On one hand, case insensitivity seems more easy to implement to him, but he worries that it could cause a lack in the possibilities of combinations of characters that form a variable, meaning that longer variable names should then be used to avoid naming clashes (for an example, you can use Hello
, HEllo
, heLLo
and a bunch of other possibilities if the language is case sensitive, but only HELLO
if not).
But Tom is a meticulous person, so just a worry isn't enough for him. He wants to know the numbers.
The challenge
Write a function (or a full program if your language doesn't support them) that, given an integer n
as the input, outputs (or returns) the difference in the number of permutations possible for a string of length n
with case sensitivity and without.
In Tom's language, variable names can include all alphabet letters, underscores and, starting from the second character, digits.
Testcases
Input (length of the variable) -> Output (difference between the possibilities with case sensitivity and the possibilities with case insensitivity)
0 -> 0
1 -> 26
2 -> 2340
5 -> 784304586
8 -> 206202813193260
9 -> 13057419408922746
Non-competing C++ reference implementation
void diff(int n) {
long long total[2] = {0, 0}; //array holding the result for case insensivity ([0]) and case sensitivity ([1])
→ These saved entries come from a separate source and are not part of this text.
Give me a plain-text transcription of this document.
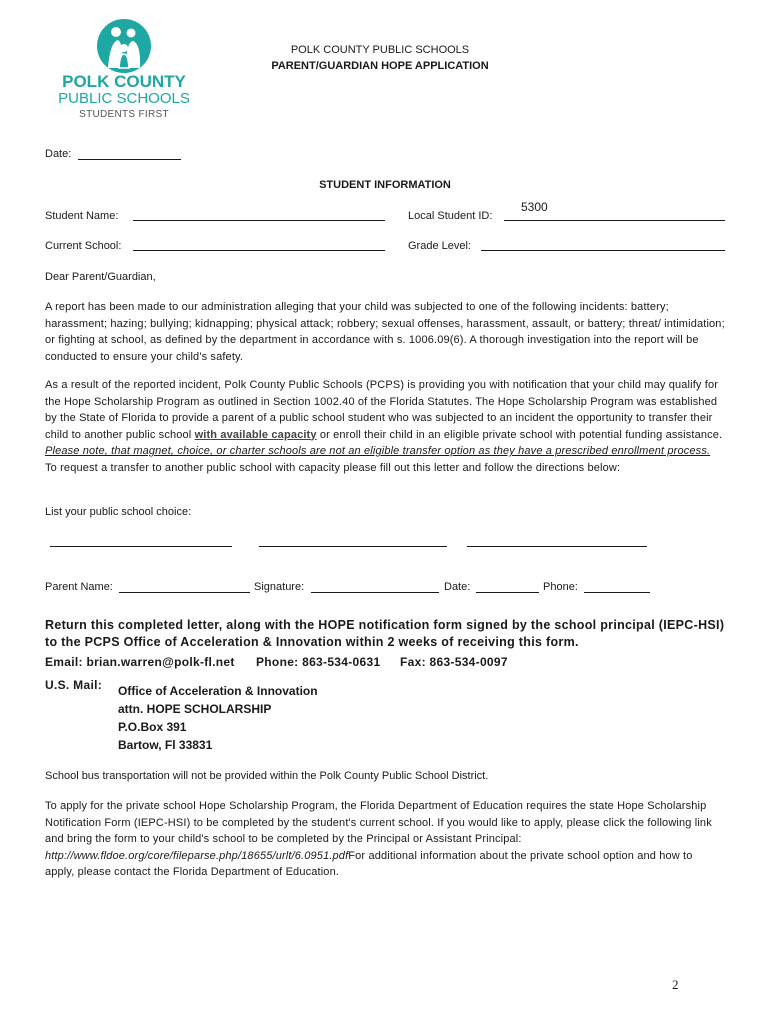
POLK COUNTY
PUBLIC SCHOOLS
STUDENTS FIRST
POLK COUNTY PUBLIC SCHOOLS
PARENT/GUARDIAN HOPE APPLICATION
Date:
STUDENT INFORMATION
Student Name:	Local Student ID:
5300
Current School:	Grade Level:
Dear Parent/Guardian,
A report has been made to our administration alleging that your child was subjected to one of the following incidents: battery; harassment; hazing; bullying; kidnapping; physical attack; robbery; sexual offenses, harassment, assault, or battery; threat/ intimidation; or fighting at school, as defined by the department in accordance with s. 1006.09(6). A thorough investigation into the report will be conducted to ensure your child's safety.
As a result of the reported incident, Polk County Public Schools (PCPS) is providing you with notification that your child may qualify for the Hope Scholarship Program as outlined in Section 1002.40 of the Florida Statutes. The Hope Scholarship Program was established by the State of Florida to provide a parent of a public school student who was subjected to an incident the opportunity to transfer their child to another public school with available capacity or enroll their child in an eligible private school with potential funding assistance. Please note, that magnet, choice, or charter schools are not an eligible transfer option as they have a prescribed enrollment process. To request a transfer to another public school with capacity please fill out this letter and follow the directions below:
List your public school choice:
Parent Name:	Signature:	Date:	Phone:
Return this completed letter, along with the HOPE notification form signed by the school principal (IEPC-HSI) to the PCPS Office of Acceleration & Innovation within 2 weeks of receiving this form.
Email: brian.warren@polk-fl.net Phone: 863-534-0631 Fax: 863-534-0097
U.S. Mail: Office of Acceleration & Innovation
attn. HOPE SCHOLARSHIP
P.O.Box 391
Bartow, Fl 33831
School bus transportation will not be provided within the Polk County Public School District.
To apply for the private school Hope Scholarship Program, the Florida Department of Education requires the state Hope Scholarship Notification Form (IEPC-HSI) to be completed by the student's current school. If you would like to apply, please click the following link and bring the form to your child's school to be completed by the Principal or Assistant Principal: http://www.fldoe.org/core/fileparse.php/18655/urlt/6.0951.pdfFor additional information about the private school option and how to apply, please contact the Florida Department of Education.
2
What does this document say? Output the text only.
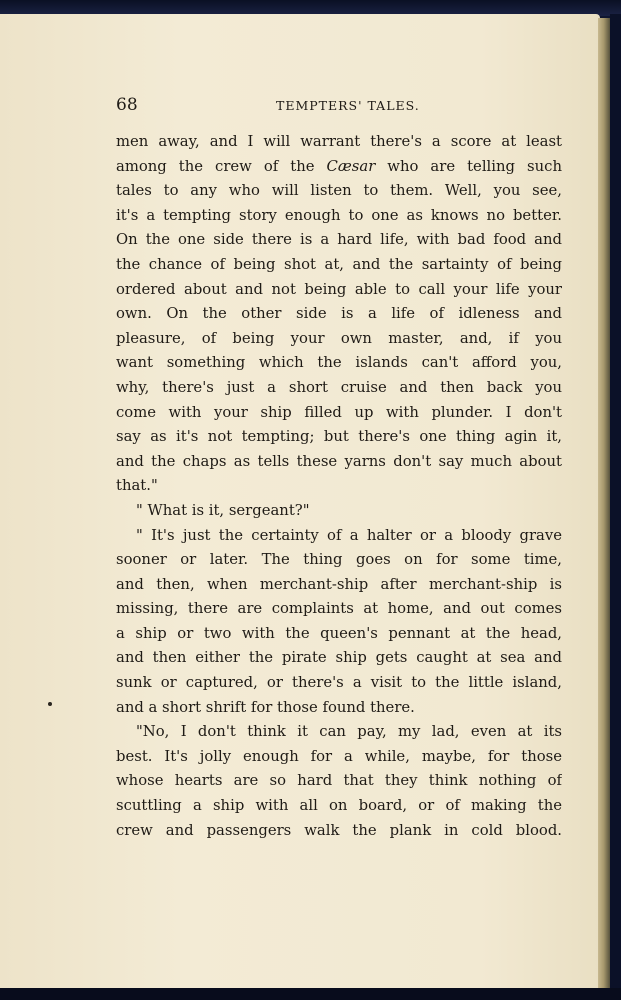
68	TEMPTERS' TALES.
men away, and I will warrant there's a score at least
among the crew of the Cæsar who are telling such
tales to any who will listen to them. Well, you see,
it's a tempting story enough to one as knows no better.
On the one side there is a hard life, with bad food and
the chance of being shot at, and the sartainty of being
ordered about and not being able to call your life your
own. On the other side is a life of idleness and
pleasure, of being your own master, and, if you
want something which the islands can't afford you,
why, there's just a short cruise and then back you
come with your ship filled up with plunder. I don't
say as it's not tempting; but there's one thing agin it,
and the chaps as tells these yarns don't say much about
that."
" What is it, sergeant?"
" It's just the certainty of a halter or a bloody grave
sooner or later. The thing goes on for some time,
and then, when merchant-ship after merchant-ship is
missing, there are complaints at home, and out comes
a ship or two with the queen's pennant at the head,
and then either the pirate ship gets caught at sea and
sunk or captured, or there's a visit to the little island,
and a short shrift for those found there.
"No, I don't think it can pay, my lad, even at its
best. It's jolly enough for a while, maybe, for those
whose hearts are so hard that they think nothing of
scuttling a ship with all on board, or of making the
crew and passengers walk the plank in cold blood.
for (int c = 1; c <= 2; c ++) //1 = insensitivity, 2 = sensitivity
for (int l = 1; l <= n; l ++) //each character of the name
if (l == 1)
total[c - 1] = 26 * c + 1; //first character can't be a number
else
total[c - 1] *= 26 * c + 1 + 10; //starting from the second character, characters can include numbers
std::cout << total[1] - total[0] << std::endl;
}
Scoring
Tom likes golf, so the shortest program in bytes wins.
Note
It's okay if maybe the last two testcases aren't right because of numerical precision. After all, I am not even sure my code handled number 9 correctly.